To complete our series on Title 21 CFR Part 11, let’s look at how manufacturers can use Nymi authentication solutions to help ensure compliance but also improve data integrity and user productivity.
Nymi’s solutions reside under subpart C of the title, which focuses on electronic signatures. The general requirements relating to electronic signatures are:
- Each person must have a unique electronic signature that can’t be reused or reassigned to anyone else.
- Before using an electronic signature, the identity of the person signing must be validated.
- Before implementing electronic signatures, an organization must notify the FDA that it intends to consider electronic signatures to be as legally binding as ink signatures (ironically, by completing a paper form that is signed with ink and mailed to the FDA).
- The company must provide any and all additional information the FDA requests as part of being certified to use electronic signatures.
- Electronic signatures based on biometrics can only be used by the individuals to whom they are assigned.

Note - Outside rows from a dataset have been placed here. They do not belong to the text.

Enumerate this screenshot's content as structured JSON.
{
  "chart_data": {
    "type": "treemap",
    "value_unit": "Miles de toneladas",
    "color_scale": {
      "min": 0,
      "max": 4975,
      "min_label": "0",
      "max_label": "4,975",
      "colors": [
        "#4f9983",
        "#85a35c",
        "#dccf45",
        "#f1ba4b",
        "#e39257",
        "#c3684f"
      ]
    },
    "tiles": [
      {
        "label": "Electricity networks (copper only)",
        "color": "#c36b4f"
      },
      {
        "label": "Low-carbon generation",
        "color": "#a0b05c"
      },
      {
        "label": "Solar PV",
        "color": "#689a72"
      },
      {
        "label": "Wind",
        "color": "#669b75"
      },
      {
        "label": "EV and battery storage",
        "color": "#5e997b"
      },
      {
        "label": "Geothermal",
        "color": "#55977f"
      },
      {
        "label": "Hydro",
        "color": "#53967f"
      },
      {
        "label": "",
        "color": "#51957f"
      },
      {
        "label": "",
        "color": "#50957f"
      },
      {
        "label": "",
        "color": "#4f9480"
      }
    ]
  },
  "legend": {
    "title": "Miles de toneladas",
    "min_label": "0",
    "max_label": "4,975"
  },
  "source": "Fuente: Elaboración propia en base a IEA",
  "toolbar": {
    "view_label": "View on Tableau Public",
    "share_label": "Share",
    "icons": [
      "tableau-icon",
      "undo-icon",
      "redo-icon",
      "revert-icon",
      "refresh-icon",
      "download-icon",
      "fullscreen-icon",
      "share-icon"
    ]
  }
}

From looking through this framework, you’ll notice that much of the guidance is centered around the use of usernames and passwords. Many of these focus on the need for unique user IDs and passwords that can’t be used for anyone else, as well as what to do when IDs, passwords, or tokens are compromised.
Enter Nymi’s authentication solutions which feature a biometrically authenticated wearable device, the Nymi Band™. The Nymi Band is uniquely positioned among electronic signature options, as it utilizes biometrics to authenticate the wearer. This biometric is unique to that person and can’t be replicated. The Nymi Band ensures the biometric is stored securely, locally on the band. The Nymi Band can communicate with a wide variety of relying parties, such as Manufacturing Execution Systems (MES), Enterprise Resource Planning (ERP), Identity Access Management (IAM) and Single Sign On (SSO) over Bluetooth and NFC.
Unlike user IDs and passwords which can be shared, or cards or tokens that can be dropped or lost but are still active until IT deauthorizes them, the Nymi Band will only work with the user whose biometric profile is enrolled. Also, the Nymi Band’s on-body detection ensures that it only works when worn by its intended user, who has authenticated their identity. This provides non-repudiable intent for any critical task across the manufacturing process.
To provide an electronic signature, all a Nymi-enabled user must do is show intent by bringing the Nymi Band within 3 cm of an NFC reader (herein referred to as “tapping”). The system then logs that the employee has signed in, completed a task, or performed any other function that the company requires to be recorded. However, extending this, Nymi’s solutions can combine NFC and BLE to create a variety of experiences that incorporate the concept of authenticated presence.
By utilizing the Nymi-enabled, companies are shifting from unreliable point-in-time authentication methods to one where their employees are in a continuously authenticated state. This removes barriers and wasted time for users while it increases a company’s security and compliance posture.
In addition to ensuring companies’ compliance with Title 21 CFR Part 11 electronic signatures, the Nymi Band offers several other advantages to users and employers alike:
- Increased productivity across the manufacturing line
- Improved security and compliance posture.
- Helps to avoid costly audits and potential fines.
- Real-time control over who is allowed to do what.
- Biometric data resides only on the Nymi Band and isn’t shared at any point in the process.
When talks began in 1991, the architects of Title 21 CFR Part 11 knew that technology was about to play an increasingly larger role throughout the manufacturing process, and were most likely keenly aware that the authentication, serialization and track and trace methods of the day were not going to scale properly. Part 11 provided the necessary framework for manufacturers to follow for ERES, and thus modernize their processes.
Implementation of Title 21 CFR Part 11 creates a situation where a manufacturer must thoroughly review their policies and procedures and enhance or implement new solutions across their enterprise. Though this may be a challenge, it’s also an opportunity to do away with inefficient and costly ways of managing the manufacturing process and to usher in a marked improvement in data integrity.